This release is available in Spanish.
Anti-inflammatory drugs affect the cells taking part in inflammatory processes, but also those that do not. This is why it is important to develop specific anti-inflammatory drugs which affect healthy cells. With this aim in mind, a team from the University of the Basque Country is working on analogues of the C1P molecule.
Today two types of anti-inflammatory pharmaceutical drugs are available: steroids and those known as NSAID (Non-steroidal anti-inflammatory drugs). This second type are the most used, have fewer side-effects but they have an effect over a wider spectrum, i.e. they are less specific. Thus, there are no specific anti-inflammatory drugs for each cell type.

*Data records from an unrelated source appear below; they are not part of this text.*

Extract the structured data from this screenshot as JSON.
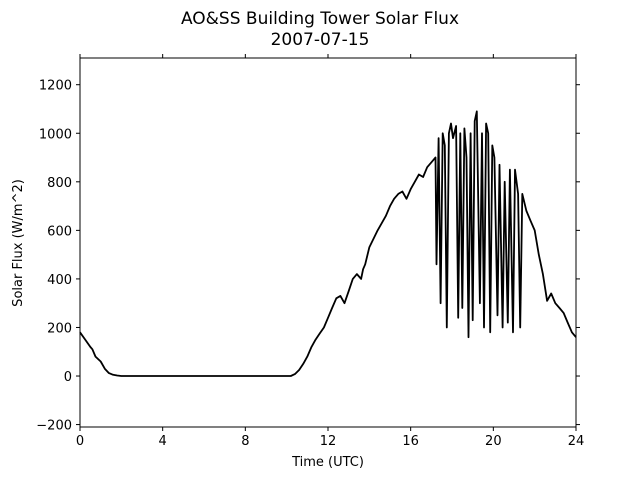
{
  "chart_data": {
    "type": "line",
    "title": "AO&SS Building Tower Solar Flux",
    "subtitle": "2007-07-15",
    "xlabel": "Time (UTC)",
    "ylabel": "Solar Flux (W/m^2)",
    "xlim": [
      0,
      24
    ],
    "ylim": [
      -210,
      1310
    ],
    "x_ticks": [
      0,
      4,
      8,
      12,
      16,
      20,
      24
    ],
    "y_ticks": [
      -200,
      0,
      200,
      400,
      600,
      800,
      1000,
      1200
    ],
    "grid": false,
    "legend": "none",
    "colors": {
      "line": "#000000",
      "frame": "#000000",
      "background": "#ffffff"
    },
    "series": [
      {
        "x": [
          0.0,
          0.25,
          0.5,
          0.6,
          0.75,
          1.0,
          1.2,
          1.4,
          1.6,
          1.8,
          2.0,
          2.2,
          4.0,
          6.0,
          8.0,
          10.0,
          10.2,
          10.4,
          10.6,
          10.8,
          11.0,
          11.2,
          11.4,
          11.6,
          11.8,
          12.0,
          12.2,
          12.4,
          12.6,
          12.8,
          13.0,
          13.2,
          13.4,
          13.6,
          13.7,
          13.8,
          14.0,
          14.4,
          14.8,
          15.0,
          15.2,
          15.4,
          15.6,
          15.8,
          16.0,
          16.2,
          16.4,
          16.6,
          16.8,
          17.0,
          17.2,
          17.25,
          17.35,
          17.45,
          17.55,
          17.65,
          17.75,
          17.85,
          17.95,
          18.05,
          18.2,
          18.3,
          18.4,
          18.5,
          18.6,
          18.7,
          18.8,
          18.9,
          19.0,
          19.1,
          19.2,
          19.35,
          19.45,
          19.55,
          19.65,
          19.75,
          19.85,
          19.95,
          20.05,
          20.2,
          20.3,
          20.45,
          20.55,
          20.7,
          20.8,
          20.95,
          21.05,
          21.2,
          21.3,
          21.4,
          21.6,
          21.8,
          22.0,
          22.2,
          22.4,
          22.6,
          22.8,
          23.0,
          23.2,
          23.4,
          23.6,
          23.8,
          24.0
        ],
        "values": [
          180,
          150,
          120,
          110,
          80,
          60,
          30,
          12,
          5,
          2,
          0,
          0,
          0,
          0,
          0,
          0,
          0,
          8,
          25,
          50,
          80,
          120,
          150,
          175,
          200,
          240,
          280,
          320,
          330,
          300,
          350,
          400,
          420,
          400,
          440,
          460,
          530,
          600,
          660,
          700,
          730,
          750,
          760,
          730,
          770,
          800,
          830,
          820,
          860,
          880,
          900,
          460,
          980,
          300,
          1000,
          950,
          200,
          1000,
          1040,
          980,
          1030,
          240,
          1000,
          280,
          1020,
          900,
          160,
          1000,
          230,
          1050,
          1090,
          300,
          1000,
          200,
          1040,
          1000,
          180,
          950,
          900,
          250,
          870,
          200,
          800,
          220,
          850,
          180,
          850,
          750,
          200,
          750,
          680,
          640,
          600,
          500,
          420,
          310,
          340,
          300,
          280,
          260,
          220,
          180,
          160
        ]
      }
    ]
  }
}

The team led by Antonio Gmez-Muoz, from the Department of Biochemistry and Molecular Biology at the Science and Technology Faculty of the University of the Basque Country (UPV/EHU), is investigating alternatives to current anti-inflammatory drugs, creating synthetic analogues of the C1P (ceramide-1-phosphate) molecule. This molecule was discovered in 1990 in a case of human leukaemia After synthesising it in the laboratory, it was observed that it was an important mytogenic agent (provoking cell growth and blocking the natural death of the cells). Moreover, it causes cell inflammation, i.e. when the cells detect the presence of this molecule, they secrete molecules that generate inflammation - prostaglandin and cytokine cells, for example.
But this process does not occur with all types of cells. Although apparently contradictory, in some cells this same molecule functions in an anti-inflammatory manner. With this in mind, the Basque research team, annulling the inflammatory capacity of the C1P molecule, was able to use it as an anti-inflammatory drug for certain cell types without affecting other cells.